Tandaseru — Masyarakat di Kabupaten Kepulauan Sula dan Pulau Taliabu, Provinsi Maluku Utara, terancam tidak lagi memiliki lahan untuk areal perkebunan.

Pulau Mangoli yang merupakan bagian dari Kepulauan Sula sudah dipenuhi Izin Usaha Pertambangan (IUP). Berdasarkan peta Minerba on Map Indonesia (MoMI) Kementerian Energi dan Sumberdaya Mineral (ESDM), Pulau Mangoli sudah masuk lingkaran merah areal pertambangan dan yang tersisa hanyalah pesisir pantai yang tidak termasuk dalam wilayah areal pertambangan.

“Tadi kita lakukan rapat evaluasi bersama Dinas ESDM, kemudian kita lihat data yang ada di MoMI, hampir semua lahan di Pulau Mangoli sudah masuk areal pertambangan,” ujar Ketua Komisi III DPRD Malut Zulkifli Hi. Umar, Rabu (16/3).
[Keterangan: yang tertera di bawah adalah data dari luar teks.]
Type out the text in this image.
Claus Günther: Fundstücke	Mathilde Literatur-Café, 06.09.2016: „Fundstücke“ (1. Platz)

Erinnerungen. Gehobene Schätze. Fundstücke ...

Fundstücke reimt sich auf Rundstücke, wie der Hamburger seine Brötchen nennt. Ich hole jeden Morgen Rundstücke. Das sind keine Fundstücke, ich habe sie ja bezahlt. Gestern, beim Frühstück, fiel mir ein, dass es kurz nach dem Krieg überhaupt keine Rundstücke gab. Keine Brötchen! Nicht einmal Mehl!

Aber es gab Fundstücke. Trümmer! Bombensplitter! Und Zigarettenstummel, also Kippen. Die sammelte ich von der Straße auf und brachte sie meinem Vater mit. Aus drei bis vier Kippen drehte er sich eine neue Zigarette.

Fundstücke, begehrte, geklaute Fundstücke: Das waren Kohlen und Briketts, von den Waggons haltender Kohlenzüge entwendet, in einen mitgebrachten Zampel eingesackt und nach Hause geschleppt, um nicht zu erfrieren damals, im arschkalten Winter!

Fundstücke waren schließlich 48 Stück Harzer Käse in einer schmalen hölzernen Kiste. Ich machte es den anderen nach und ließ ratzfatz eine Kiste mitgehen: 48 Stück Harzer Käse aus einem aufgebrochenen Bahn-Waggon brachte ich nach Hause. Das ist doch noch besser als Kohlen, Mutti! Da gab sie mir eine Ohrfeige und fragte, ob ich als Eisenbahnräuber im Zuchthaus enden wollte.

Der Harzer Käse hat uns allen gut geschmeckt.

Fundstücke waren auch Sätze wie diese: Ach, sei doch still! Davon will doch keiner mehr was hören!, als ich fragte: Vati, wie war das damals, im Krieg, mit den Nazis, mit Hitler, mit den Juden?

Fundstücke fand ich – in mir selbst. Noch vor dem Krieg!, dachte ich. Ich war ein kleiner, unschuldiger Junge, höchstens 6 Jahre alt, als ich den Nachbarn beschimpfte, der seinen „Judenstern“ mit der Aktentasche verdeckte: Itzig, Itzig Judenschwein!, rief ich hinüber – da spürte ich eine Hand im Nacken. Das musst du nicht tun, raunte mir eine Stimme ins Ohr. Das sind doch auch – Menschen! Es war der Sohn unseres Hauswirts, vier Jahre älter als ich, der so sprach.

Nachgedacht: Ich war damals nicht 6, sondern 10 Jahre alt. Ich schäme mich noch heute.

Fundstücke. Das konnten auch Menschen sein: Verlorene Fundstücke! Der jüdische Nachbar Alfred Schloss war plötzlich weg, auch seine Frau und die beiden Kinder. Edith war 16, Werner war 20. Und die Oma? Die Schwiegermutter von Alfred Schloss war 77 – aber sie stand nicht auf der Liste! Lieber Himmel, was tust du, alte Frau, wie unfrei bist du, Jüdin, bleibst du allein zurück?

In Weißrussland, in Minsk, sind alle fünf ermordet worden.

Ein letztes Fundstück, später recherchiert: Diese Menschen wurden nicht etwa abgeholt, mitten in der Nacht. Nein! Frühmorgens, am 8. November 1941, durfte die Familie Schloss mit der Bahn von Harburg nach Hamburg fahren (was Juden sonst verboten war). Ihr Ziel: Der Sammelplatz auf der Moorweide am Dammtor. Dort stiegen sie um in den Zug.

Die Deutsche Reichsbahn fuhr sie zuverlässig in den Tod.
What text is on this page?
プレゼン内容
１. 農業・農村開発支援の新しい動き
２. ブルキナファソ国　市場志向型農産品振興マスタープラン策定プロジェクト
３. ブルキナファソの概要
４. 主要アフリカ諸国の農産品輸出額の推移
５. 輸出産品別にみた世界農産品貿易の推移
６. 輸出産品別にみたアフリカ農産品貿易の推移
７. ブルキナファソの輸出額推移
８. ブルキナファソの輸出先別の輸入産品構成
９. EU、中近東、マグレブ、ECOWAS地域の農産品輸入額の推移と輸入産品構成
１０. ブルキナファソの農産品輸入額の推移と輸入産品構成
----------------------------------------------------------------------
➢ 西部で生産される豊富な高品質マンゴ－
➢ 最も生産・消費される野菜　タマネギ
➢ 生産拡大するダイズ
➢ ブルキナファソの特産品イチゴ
Zulkifli bilang, selain Pulau Mangoli, ada juga Kabupaten Pulau Taliabu yang luas wilayah sebagian besar masuk dalam zona pertambangan. Di dua daerah ini terdapat sekitar 90 IUP, dan sesuai data yang didapat dari MoMI ESDM, hampir seluruh hutan dipenuhi lokasi pertambangan sehingga dalam peta tersebut yang terlihat hanya pesisir pantai yang tidak masuk areal pertambangan.

“Berdasarkan aturan kehutanan, Izin Pinjam Pakai Kawasan Hutan (IPPKH) hanya 10 persen, sehingga perusahaan hanya bisa memiliki IUP 1.400 hektare. Tapi yang terjadi saat itu IUP yang dikeluarkan oleh kepala daerah melebihi aturan IPPKH Kehutanan 10 persen, sehingga yang terjadi ada salah satu perusahaan di pulau mangoli memiliki areal pertambangan mencapai 24 ribu hektare,” bebernya.

Saat rapat bersama Dinas ESDM, kata politikus Partai Keadilan Sejahtera (PKS) ini, Komisi III meminta Dinas ESDM melakukan evaluasi kembali IUP yang ada di Mangoli dan Taliabu. Jika mengacu pada IPPKH Kehutanan lalu IUP yang diterbitkan melebih 10 persen dari IPPKH, maka bisa mengarah ke pencabutan IUP.

“Jika melebihi 10 persen dari IPPKH maka direkomendasikan ke Pemerintah Pusat (Pempus) untuk dilakukan pencabutan IUP di Mangoli dan Taliabu,” tegasnya.

“Sesuai laporan dari ESDM sudah ada tiga IUP yang dicabut di tahun 2021, tapi itu baru di Halsel, Halteng dan Haltim. Tapi untuk di Pulau Mangoli dan Taliabu belum, sehingga kami meminta ESDM untuk melihat kembali IUP khusus dua daerah ini,” katanya.

Zulkifli menambahkan, di Malut hampir semua daerah ditutupi areal pertambangan. Selain Mangoli dan Taliabu, di Pulau Gebe Halmahera Tengah juga ada sekitar 7 perusahaan yang memiliki IUP. Bahkan, data dari Dinas Kehutanan, belum mengeluarkan IPPKH sebagai syarat kepada perusahaan melakukan produksi, karena ada sebagian perusahaan memiliki IUP melebihi IPPKH 10 persen.

“Jadi selain Pulau Mangoli dan Taliabu, di Halteng juga banyak lahan yang ditutupi areal pertambangan, karena IUP yang dimiliki tidak sesuai IPPKH,” cetusnya.

Zulkifli menegaskan, untuk Pulau Mangoli dan Taliabu, komisi III akan melakukan identifikasi IUP yang telah dikeluarkan pemda Kepsul, karena IUP yang telah dikeluarkan itu saat ini masih aktif. Padahal setelah pelimpahan kewenangan IUP di provinsi semua perusahaan di Taliabu, Mangoli dan Gebe telah diperbaharui, bahkan ada perusahaan bergabung jadi satu tapi lokasi IUP-nya tidak berubah.

“Makanya akan dicek kembali IPPKH. Kita akan identifikasi semua IUP, jika tidak sesuai IPPKH 10 persen maka kita ajukan ke Dinas ESDM untuk mengusulkan ke Pempus untuk dilakukan pencabutan IUP,” tandasnya.